The National Oceanic and Atmospheric Administration’s (NOAA) Lower Mississippi River Forecast Center (LMRFC) released this update (yesterday) to document the low river stage conditions. The LMRFC provided the following text along with the attachment to supplement this updatethat details low water stage predictions from Cairo (IL) to Baton Rouge (LA). 


Rainfall over the past week has allowed the middle Mississippi River to continue to rise and forecast stages on the lower Ohio and lower Mississippi Rivers will be the highest levels seen since late August to early September.


The middle Mississippi and lower Ohio Rivers have risen over 3 feet since last Friday.  Cairo, IL was reading 9.8ft this morning.  The lower Ohio River will continue to rise another two feet and crest this weekend at a stage slightly above 12ft.  The last time Cairo, IL was above 12ft was two months ago on September 1st. 


The rises will continue downstream on the lower Mississippi River through the middle of November.


The 7 day rainfall forecast shows .25 to 1.25 inches of rainfall over the middle Mississippi and Ohio Valleys.  The bulk of the rain occurs late this weekend into early next week.


The 16 day rainfall forecast is showing additional rises during the second and third weeks of November.  The rises from the middle Mississippi and lower Ohio Rivers does not show Cairo, IL going higher than the current forecast crest but it would keep stages elevated and above 10ft for most of November.


The 16 day rainfall forecast doesn’t end the low water conditions on the lower Mississippi River but it continues to keep levels well above the record lows that occurred a few weeks ago. (Emphasis supplied)

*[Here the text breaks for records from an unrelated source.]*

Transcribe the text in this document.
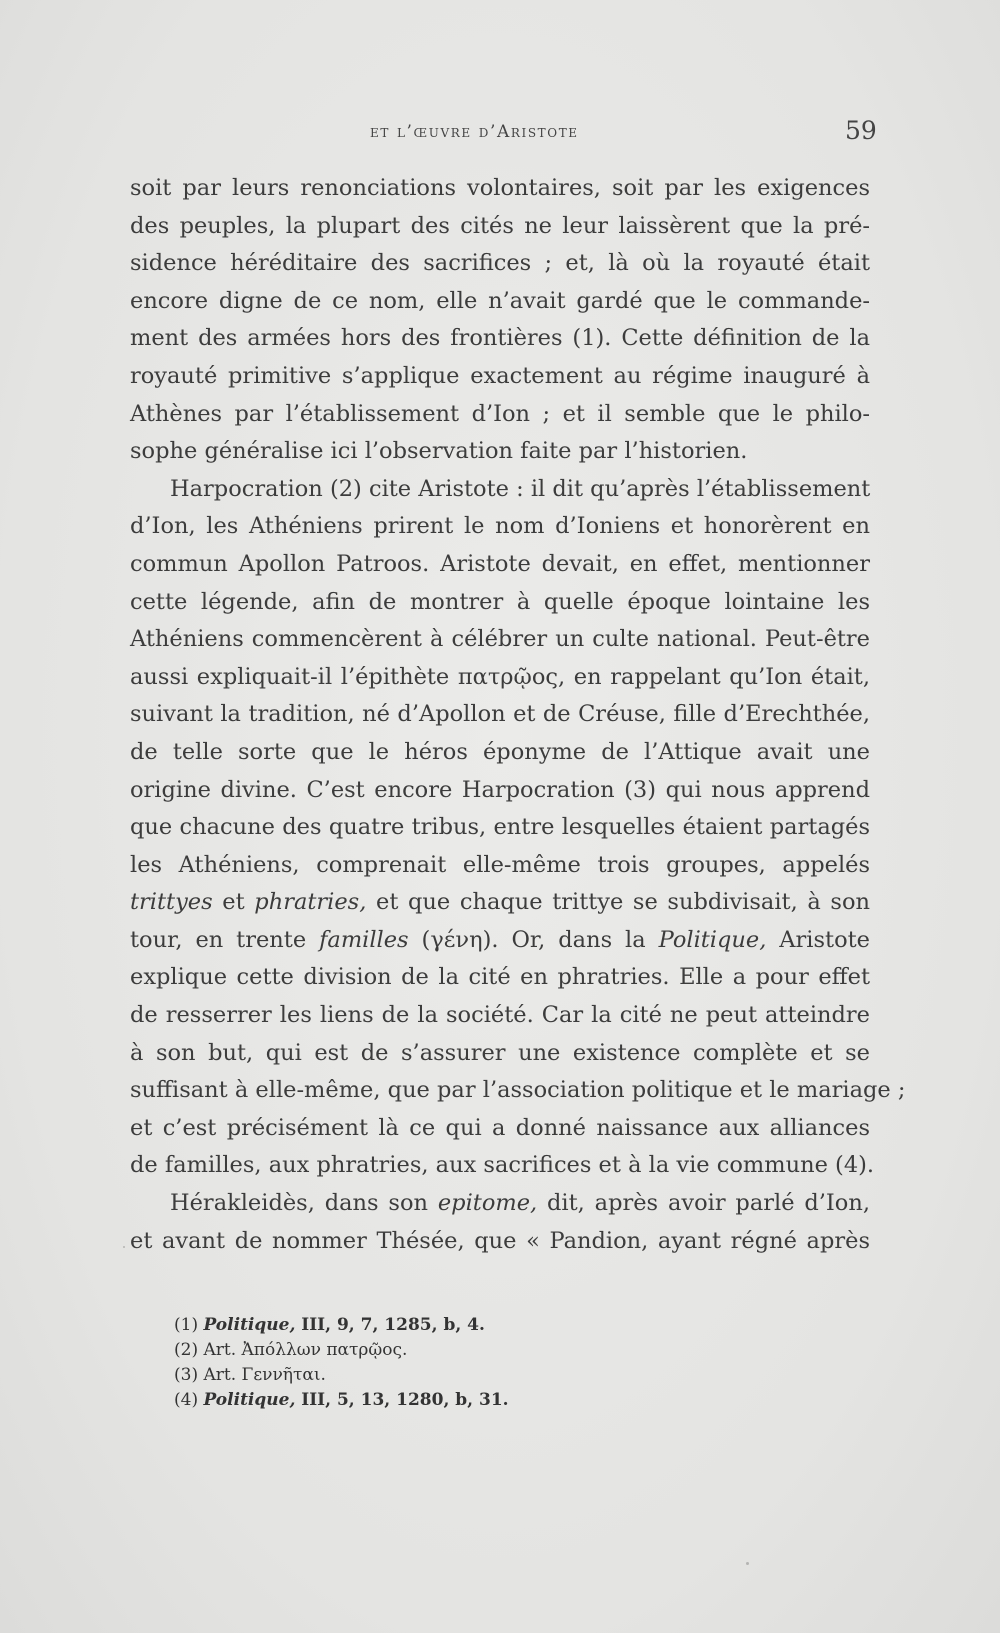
et l’œuvre d’Aristote	59
soit par leurs renonciations volontaires, soit par les exigences
des peuples, la plupart des cités ne leur laissèrent que la pré-
sidence héréditaire des sacrifices ; et, là où la royauté était
encore digne de ce nom, elle n’avait gardé que le commande-
ment des armées hors des frontières (1). Cette définition de la
royauté primitive s’applique exactement au régime inauguré à
Athènes par l’établissement d’Ion ; et il semble que le philo-
sophe généralise ici l’observation faite par l’historien.
Harpocration (2) cite Aristote : il dit qu’après l’établissement
d’Ion, les Athéniens prirent le nom d’Ioniens et honorèrent en
commun Apollon Patroos. Aristote devait, en effet, mentionner
cette légende, afin de montrer à quelle époque lointaine les
Athéniens commencèrent à célébrer un culte national. Peut-être
aussi expliquait-il l’épithète πατρῷος, en rappelant qu’Ion était,
suivant la tradition, né d’Apollon et de Créuse, fille d’Erechthée,
de telle sorte que le héros éponyme de l’Attique avait une
origine divine. C’est encore Harpocration (3) qui nous apprend
que chacune des quatre tribus, entre lesquelles étaient partagés
les Athéniens, comprenait elle-même trois groupes, appelés
trittyes et phratries, et que chaque trittye se subdivisait, à son
tour, en trente familles (γένη). Or, dans la Politique, Aristote
explique cette division de la cité en phratries. Elle a pour effet
de resserrer les liens de la société. Car la cité ne peut atteindre
à son but, qui est de s’assurer une existence complète et se
suffisant à elle-même, que par l’association politique et le mariage ;
et c’est précisément là ce qui a donné naissance aux alliances
de familles, aux phratries, aux sacrifices et à la vie commune (4).
Hérakleidès, dans son epitome, dit, après avoir parlé d’Ion,
et avant de nommer Thésée, que « Pandion, ayant régné après
(1) Politique, III, 9, 7, 1285, b, 4.
(2) Art. Ἀπόλλων πατρῷος.
(3) Art. Γεννῆται.
(4) Politique, III, 5, 13, 1280, b, 31.
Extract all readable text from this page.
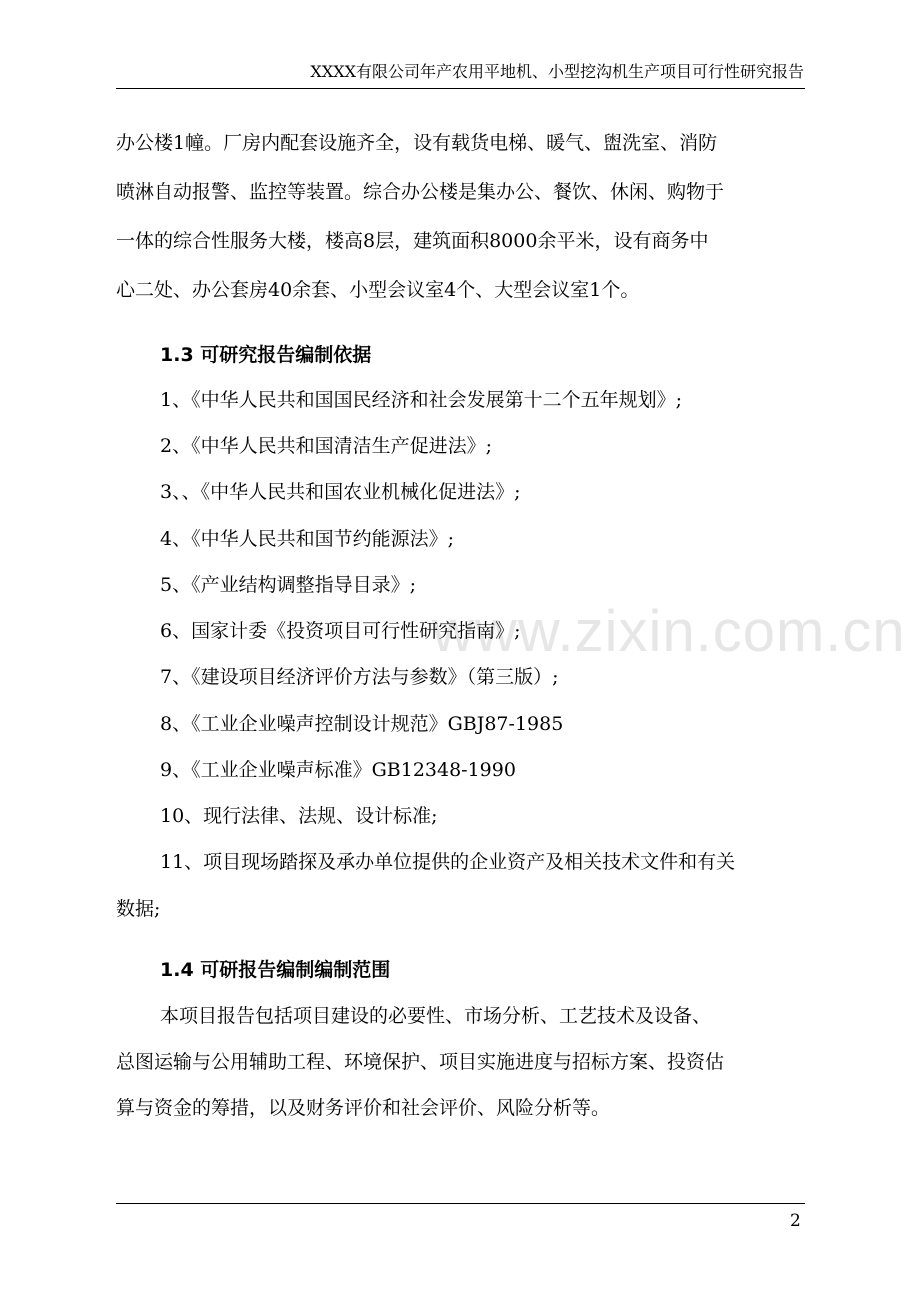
XXXX有限公司年产农用平地机、小型挖沟机生产项目可行性研究报告
www.zixin.com.cn
办公楼1幢。厂房内配套设施齐全，设有载货电梯、暖气、盥洗室、消防
喷淋自动报警、监控等装置。综合办公楼是集办公、餐饮、休闲、购物于
一体的综合性服务大楼，楼高8层，建筑面积8000余平米，设有商务中
心二处、办公套房40余套、小型会议室4个、大型会议室1个。
1.3 可研究报告编制依据
1、《中华人民共和国国民经济和社会发展第十二个五年规划》;
2、《中华人民共和国清洁生产促进法》;
3、、《中华人民共和国农业机械化促进法》;
4、《中华人民共和国节约能源法》;
5、《产业结构调整指导目录》;
6、国家计委《投资项目可行性研究指南》;
7、《建设项目经济评价方法与参数》（第三版）;
8、《工业企业噪声控制设计规范》GBJ87-1985
9、《工业企业噪声标准》GB12348-1990
10、现行法律、法规、设计标准;
11、项目现场踏探及承办单位提供的企业资产及相关技术文件和有关
数据;
1.4 可研报告编制编制范围
本项目报告包括项目建设的必要性、市场分析、工艺技术及设备、
总图运输与公用辅助工程、环境保护、项目实施进度与招标方案、投资估
算与资金的筹措，以及财务评价和社会评价、风险分析等。
2
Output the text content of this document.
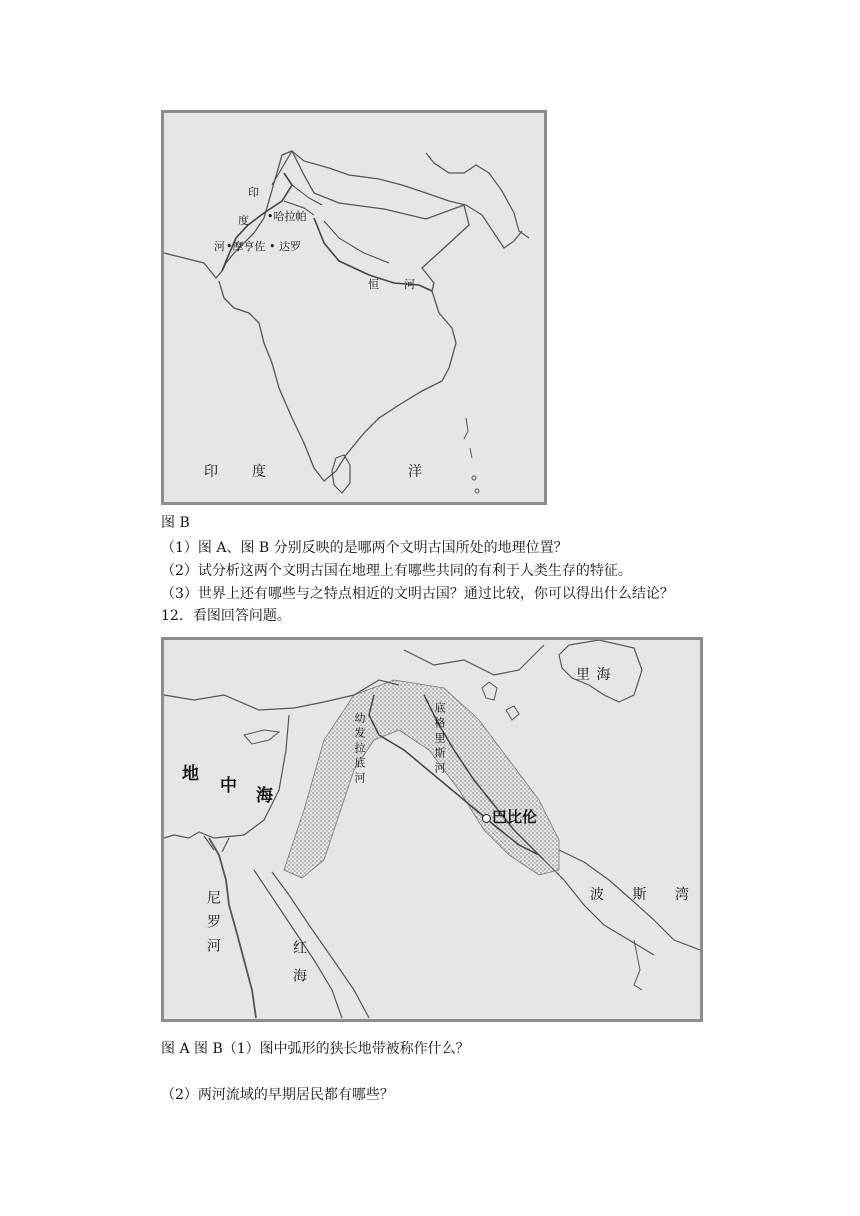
印
度
河
•哈拉帕
•摩亨佐 • 达罗
恒 河
印 度	洋
图 B
（1）图 A、图 B 分别反映的是哪两个文明古国所处的地理位置？
（2）试分析这两个文明古国在地理上有哪些共同的有利于人类生存的特征。
（3）世界上还有哪些与之特点相近的文明古国？通过比较，你可以得出什么结论？
12．看图回答问题。
里 海
幼发拉底河	底格里斯河
地
中 海
巴比伦
波 斯 湾
尼罗河
红海
图 A 图 B（1）图中弧形的狭长地带被称作什么？
（2）两河流域的早期居民都有哪些？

The Carrolton Gage (New Orleans) reading at 1000 hours today was 3.28 feet with a 24-hour change of + 0.70 feet


The National Oceanic and Atmospheric Administration’s (NOAA) National Weather Service Extended Streamflow Prediction (28-Day) for the Carrollton Gage issued today forecasts stages will reach 3.9 feet tomorrow and then erratic fall to 3.5 feet on November 4 and will then begin another rise projected to crest at 4.2 feet on November 18 and then to resume a fall to 3.1 feet November 29 (2023). Long-range forecasts only include precipitation expected to fall in the next 48-hours.